There once was a day in the history books of console gaming that all of the biggest, baddest, and most beautiful games available were turn-based RPGs. Of course the Final Fantasy games or my all-time favorite in The Legend of Dragoon on the PS1 come to mind, but even before that.
Chrono Trigger is an all-time classic and Dragon Quest née Warrior has been around since the NES days. What happened then, once the PS2 was put to rest, that caused such a dramatic shift away from turn-based gaming? I understand the appeal of real-time combat; I love Skyrim and The Witcher just as much as anybody, but nothing truly compares to expertly crafted and perfectly paced turn-based RPGs.
You could easily put a lot of the blame on gamers as a whole. While it isn’t always true, it just so happens that a lot of the time “voting with your wallet” is a real thing. You can complain all you want about yearly releases for Assassin’s Creed, Call of Duty, Madden, and tons of other iterative franchises, but as long as people keep buying them, developers and publishers will keep churning them out.
Gore, realism, and action have been the highlights of the past near-decade of console gaming; while I do in fact enjoy my Uncharted Gears of Halo Duty just as much as the next guy, I wish someone would use a Phoenix Down to revive the genre of my childhood.
A lot of developers are making effort in this regard, but not always in the ways that I want. The PSP, DS, and 3DS are absolutely littered with remakes, re-releases, and standalone turn-based RPGs – truly enough to keep you busy for years and years. With a Vita, all of its games and the PSP’s vast digital library are suddenly at your fingertips. You can also surely find thousands of free-to-play, open-source, or indie projects across a multitude of PC gaming channels, but what about the big-budget epic console adventures?
With this most recent generation of consoles, the technology is riper than ever. When CG really found its footing on the PS1, RPGs were able to tell stories unlike ever before. Now, consoles like the PS4 and Xbox One can create some of the most breathtakingly believable worlds and emotional characters – unlike anything we’ve seen before. The potential for dual screen play (PS4/Vita and Wii U/Gamepad) creates a great dynamic that would alleviate some of the pains of couch surfing while you grind. Cloud saving or remote play between the Vita and PS4 allows me to access the game from essentially anywhere.

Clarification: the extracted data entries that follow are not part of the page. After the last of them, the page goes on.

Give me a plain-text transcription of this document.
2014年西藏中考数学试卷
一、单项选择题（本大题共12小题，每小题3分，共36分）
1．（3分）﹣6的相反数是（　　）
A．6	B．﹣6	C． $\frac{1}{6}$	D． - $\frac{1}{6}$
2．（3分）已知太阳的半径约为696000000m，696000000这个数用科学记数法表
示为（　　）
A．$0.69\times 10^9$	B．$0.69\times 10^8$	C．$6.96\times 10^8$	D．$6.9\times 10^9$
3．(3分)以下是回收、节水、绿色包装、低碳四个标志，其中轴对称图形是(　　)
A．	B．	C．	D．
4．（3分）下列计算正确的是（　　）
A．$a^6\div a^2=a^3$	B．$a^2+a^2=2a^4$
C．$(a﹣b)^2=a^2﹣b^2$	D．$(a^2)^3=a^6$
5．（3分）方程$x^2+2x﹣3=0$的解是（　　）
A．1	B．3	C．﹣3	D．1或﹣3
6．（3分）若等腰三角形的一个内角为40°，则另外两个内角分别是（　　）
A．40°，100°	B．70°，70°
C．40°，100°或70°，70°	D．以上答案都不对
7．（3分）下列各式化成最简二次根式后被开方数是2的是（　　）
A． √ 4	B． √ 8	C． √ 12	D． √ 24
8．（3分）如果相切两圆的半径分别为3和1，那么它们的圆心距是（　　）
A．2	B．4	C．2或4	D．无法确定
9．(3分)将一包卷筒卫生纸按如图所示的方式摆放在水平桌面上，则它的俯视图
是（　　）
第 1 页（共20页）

For more modern and relevant examples, the Final Fantasy XIII trilogy, while good in its own right, hardly even consists of any turn-based gameplay elements at all, especially in the third installment. As the grandfather of the genre moves further and further away from the systems it helped popularize, a definitive void has arisen in its place. Dragon Quest IX is a brilliant game – but it’s a DS exclusive. Dragon Quest VIII was all the way back on the PS2 and now Dragon Quest X is an MMO. Trust me, I’m all for evolution, but what’s a guy got to do to get his AAA turn-based RPG fix these days?
Thankfully, all hope isn’t lost. Publishers like Ubisoft aren’t afraid to give fans what they want, as the stellar South Park: Stick of Truth is not only hilariously entertaining, but a damn fine turn-based romp in its own right. The upcoming Child of Light that utilizes the same framework engine as their revitalized Rayman games looks truly breathtaking. Recently, Bravely Default on the 3DS has received tremendous critical and fan acclaim, much to the surprise of even Square themselves.
Sometimes gambles pay off, but other times they don’t. With a respected publisher like Ubisoft leading the way and renewed interest from the genre’s forefather at hand, we might be in for a bit of a gaming renaissance. Two RPG gambles last generation from Mistwalker in the form of Blue Dragon and Lost Odyssey on the Xbox 360 failed to be the smash hits they were planned to be, but cult followings have often proven to be very powerful mediums – just ask Team Ico and Operation Rainfall.